Christine Berger-Wagner
I was inconspicuous, I was small, I was slight...

Christine Berger was born in Leoben in 1922 and grew up in poor conditions with her three brothers. After the National Socialist takeover, she was conscripted to forced labour in agriculture, as a nanny and in the weapons industry. From 1942 onwards, she worked at the registration office of the municipality of Leoben. Through her friends from the socialist youth organisation, she began to work for the resistance. When the Gestapo was planning arrests, she looked up the addresses and was therefore able to warn the targeted women and men. At night, she brought provisions to the partisans who were hiding out in the mountains. In July 1944, Christine Berger was arrested by the Gestapo. After being detained for two months and severely abused during the interrogations, she was taken to Ravensbrück on 3 October 1944, together with some of her comrades from Leoben. A month later, her parents were also arrested and deported to concentration camps.


Very simply I was assigned to work. (…) Sepp Filz was at the hospital, and I visited him, and Toni was there as well, and there Sepp said: „Come on, rope in that girl.

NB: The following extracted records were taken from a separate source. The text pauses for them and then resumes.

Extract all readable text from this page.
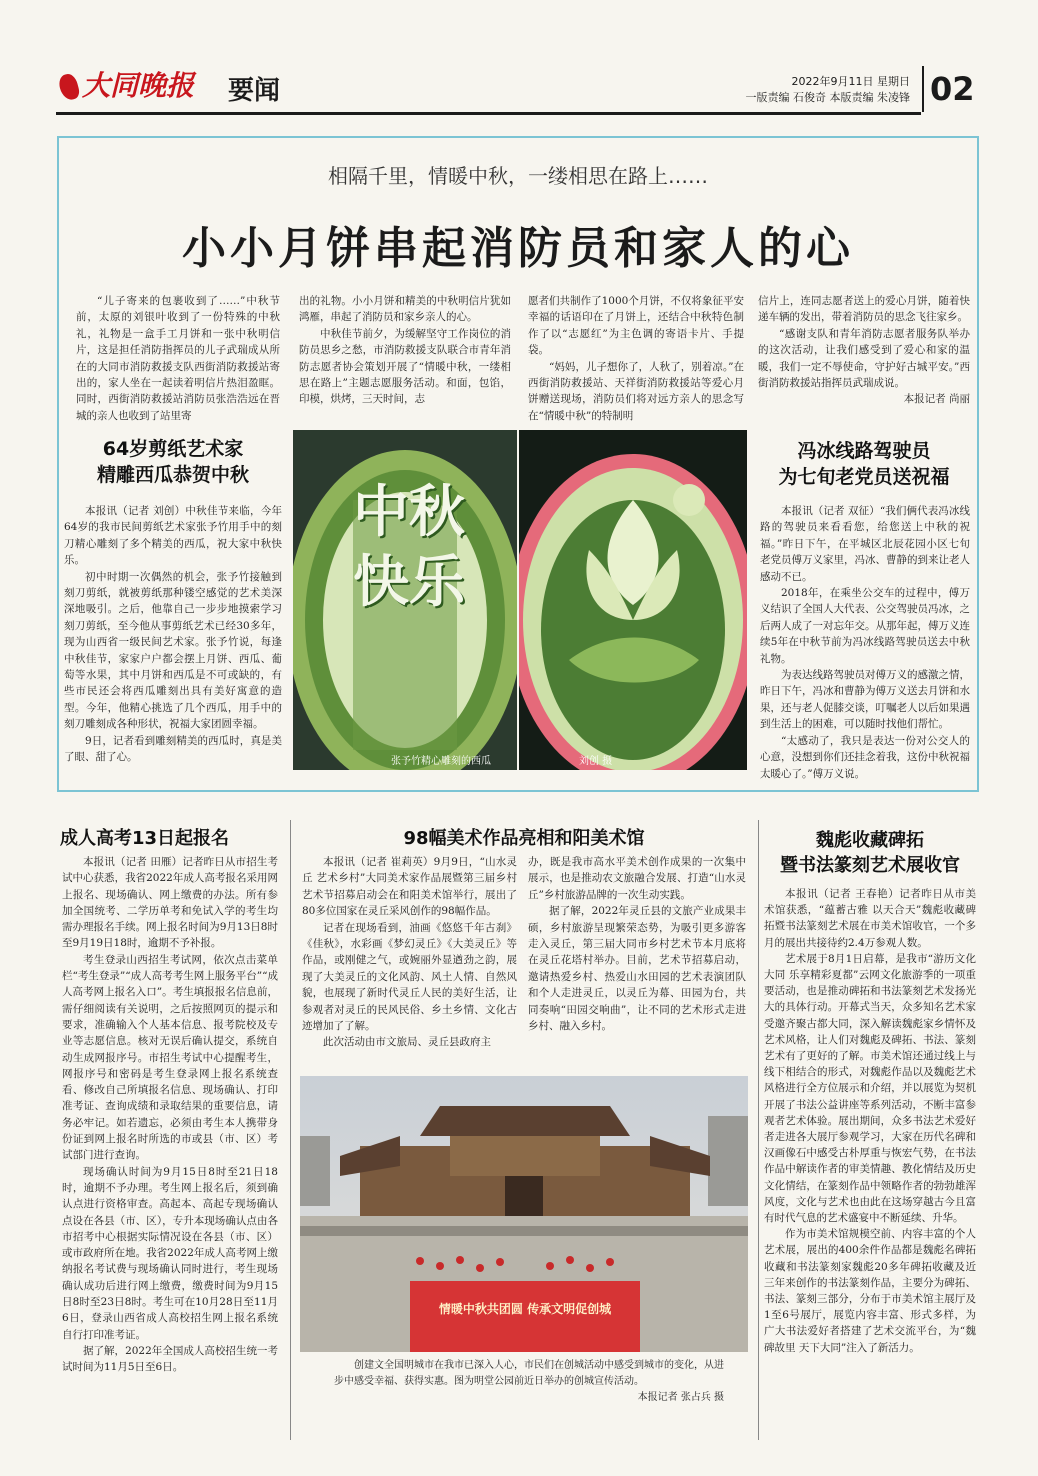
大同晚报	要闻	2022年9月11日 星期日
一版责编 石俊奇 本版责编 朱凌锋 02
相隔千里，情暖中秋，一缕相思在路上……
小小月饼串起消防员和家人的心

“儿子寄来的包裹收到了……”中秋节前，太原的刘银叶收到了一份特殊的中秋礼，礼物是一盒手工月饼和一张中秋明信片，这是担任消防指挥员的儿子武瑞成从所在的大同市消防救援支队西街消防救援站寄出的，家人坐在一起读着明信片热泪盈眶。同时，西街消防救援站消防员张浩浩远在晋城的亲人也收到了站里寄

出的礼物。小小月饼和精美的中秋明信片犹如鸿雁，串起了消防员和家乡亲人的心。

中秋佳节前夕，为缓解坚守工作岗位的消防员思乡之愁，市消防救援支队联合市青年消防志愿者协会策划开展了“情暖中秋，一缕相思在路上”主题志愿服务活动。和面，包馅，印模，烘烤，三天时间，志

愿者们共制作了1000个月饼，不仅将象征平安幸福的话语印在了月饼上，还结合中秋特色制作了以“志愿红”为主色调的寄语卡片、手提袋。

“妈妈，儿子想你了，人秋了，别着凉。”在西街消防救援站、天祥街消防救援站等爱心月饼赠送现场，消防员们将对远方亲人的思念写在“情暖中秋”的特制明

信片上，连同志愿者送上的爱心月饼，随着快递车辆的发出，带着消防员的思念飞往家乡。

“感谢支队和青年消防志愿者服务队举办的这次活动，让我们感受到了爱心和家的温暖，我们一定不辱使命，守护好古城平安。”西街消防救援站指挥员武瑞成说。

本报记者 尚丽

64岁剪纸艺术家
精雕西瓜恭贺中秋

本报讯（记者 刘创）中秋佳节来临，今年64岁的我市民间剪纸艺术家张予竹用手中的刻刀精心雕刻了多个精美的西瓜，祝大家中秋快乐。

初中时期一次偶然的机会，张予竹接触到刻刀剪纸，就被剪纸那种镂空感觉的艺术美深深地吸引。之后，他靠自己一步步地摸索学习刻刀剪纸，至今他从事剪纸艺术已经30多年，现为山西省一级民间艺术家。张予竹说，每逢中秋佳节，家家户户都会摆上月饼、西瓜、葡萄等水果，其中月饼和西瓜是不可或缺的，有些市民还会将西瓜雕刻出具有美好寓意的造型。今年，他精心挑选了几个西瓜，用手中的刻刀雕刻成各种形状，祝福大家团圆幸福。

9日，记者看到雕刻精美的西瓜时，真是美了眼、甜了心。

中秋快乐
张予竹精心雕刻的西瓜	刘创 摄
冯冰线路驾驶员
为七旬老党员送祝福

本报讯（记者 双征）“我们俩代表冯冰线路的驾驶员来看看您，给您送上中秋的祝福。”昨日下午，在平城区北辰花园小区七旬老党员傅万义家里，冯冰、曹静的到来让老人感动不已。

2018年，在乘坐公交车的过程中，傅万义结识了全国人大代表、公交驾驶员冯冰，之后两人成了一对忘年交。从那年起，傅万义连续5年在中秋节前为冯冰线路驾驶员送去中秋礼物。

为表达线路驾驶员对傅万义的感激之情，昨日下午，冯冰和曹静为傅万义送去月饼和水果，还与老人促膝交谈，叮嘱老人以后如果遇到生活上的困难，可以随时找他们帮忙。

“太感动了，我只是表达一份对公交人的心意，没想到你们还挂念着我，这份中秋祝福太暖心了。”傅万义说。

成人高考13日起报名

本报讯（记者 田雁）记者昨日从市招生考试中心获悉，我省2022年成人高考报名采用网上报名、现场确认、网上缴费的办法。所有参加全国统考、二学历单考和免试入学的考生均需办理报名手续。网上报名时间为9月13日8时至9月19日18时，逾期不予补报。

考生登录山西招生考试网，依次点击菜单栏“考生登录”“成人高考考生网上服务平台”“成人高考网上报名入口”。考生填报报名信息前，需仔细阅读有关说明，之后按照网页的提示和要求，准确输入个人基本信息、报考院校及专业等志愿信息。核对无误后确认提交，系统自动生成网报序号。市招生考试中心提醒考生，网报序号和密码是考生登录网上报名系统查看、修改自己所填报名信息、现场确认、打印准考证、查询成绩和录取结果的重要信息，请务必牢记。如若遗忘，必须由考生本人携带身份证到网上报名时所选的市或县（市、区）考试部门进行查询。

现场确认时间为9月15日8时至21日18时，逾期不予办理。考生网上报名后，须到确认点进行资格审查。高起本、高起专现场确认点设在各县（市、区），专升本现场确认点由各市招考中心根据实际情况设在各县（市、区）或市政府所在地。我省2022年成人高考网上缴纳报名考试费与现场确认同时进行，考生现场确认成功后进行网上缴费，缴费时间为9月15日8时至23日8时。考生可在10月28日至11月6日，登录山西省成人高校招生网上报名系统自行打印准考证。

据了解，2022年全国成人高校招生统一考试时间为11月5日至6日。

98幅美术作品亮相和阳美术馆

本报讯（记者 崔莉英）9月9日，“山水灵丘 艺术乡村”大同美术家作品展暨第三届乡村艺术节招募启动会在和阳美术馆举行，展出了80多位国家在灵丘采风创作的98幅作品。

记者在现场看到，油画《悠悠千年古刹》《佳秋》，水彩画《梦幻灵丘》《大美灵丘》等作品，或刚健之气，或婉丽外显遒劲之韵，展现了大美灵丘的文化风韵、风土人情、自然风貌，也展现了新时代灵丘人民的美好生活，让参观者对灵丘的民风民俗、乡土乡情、文化古迹增加了了解。

此次活动由市文旅局、灵丘县政府主

办，既是我市高水平美术创作成果的一次集中展示，也是推动农文旅融合发展、打造“山水灵丘”乡村旅游品牌的一次生动实践。

据了解，2022年灵丘县的文旅产业成果丰硕，乡村旅游呈现繁荣态势，为吸引更多游客走入灵丘，第三届大同市乡村艺术节本月底将在灵丘花塔村举办。目前，艺术节招募启动，邀请热爱乡村、热爱山水田园的艺术表演团队和个人走进灵丘，以灵丘为幕、田园为台，共同奏响“田园交响曲”，让不同的艺术形式走进乡村、融入乡村。

情暖中秋共团圆 传承文明促创城
创建文全国明城市在我市已深入人心，市民们在创城活动中感受到城市的变化，从进步中感受幸福、获得实惠。图为明堂公园前近日举办的创城宣传活动。
本报记者 张占兵 摄
魏彪收藏碑拓
暨书法篆刻艺术展收官

本报讯（记者 王春艳）记者昨日从市美术馆获悉，“蕴蓄古雅 以天合天”魏彪收藏碑拓暨书法篆刻艺术展在市美术馆收官，一个多月的展出共接待约2.4万参观人数。

艺术展于8月1日启幕，是我市“游历文化大同 乐享精彩夏都”云网文化旅游季的一项重要活动，也是推动碑拓和书法篆刻艺术发扬光大的具体行动。开幕式当天，众多知名艺术家受邀齐聚古都大同，深入解读魏彪家乡情怀及艺术风格，让人们对魏彪及碑拓、书法、篆刻艺术有了更好的了解。市美术馆还通过线上与线下相结合的形式，对魏彪作品以及魏彪艺术风格进行全方位展示和介绍，并以展览为契机开展了书法公益讲座等系列活动，不断丰富参观者艺术体验。展出期间，众多书法艺术爱好者走进各大展厅参观学习，大家在历代名碑和汉画像石中感受古朴厚重与恢宏气势，在书法作品中解读作者的审美情趣、教化情结及历史文化情结，在篆刻作品中领略作者的勃勃雄浑风度，文化与艺术也由此在这场穿越古今且富有时代气息的艺术盛宴中不断延续、升华。

作为市美术馆规模空前、内容丰富的个人艺术展，展出的400余件作品都是魏彪名碑拓收藏和书法篆刻家魏彪20多年碑拓收藏及近三年来创作的书法篆刻作品，主要分为碑拓、书法、篆刻三部分，分布于市美术馆主展厅及1至6号展厅，展览内容丰富、形式多样，为广大书法爱好者搭建了艺术交流平台，为“魏碑故里 天下大同”注入了新活力。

We can really use her!“ I was inconspicuous, I was small, I was slight, who has second thoughts with someone like that. So I got into illegal work. First, I did small things, and then it got more and more. In the end, I was the courier, because I was the only connection, city and the woods...





The communist anti-fascist resistance in Leoben


In 1942, some resistance fighters in Styria decided to take up arms. In 1943, the illegal women’s organisation numbered over 110.. They risked their lives organising food, clothes, shoes, medicine, money and shelter, as well as weapons and ammunition for the partisans. As couriers, women maintained the connection between local resistance groups as far as Southern Carinthia, thus creating the conditions for trans-regional cooperation.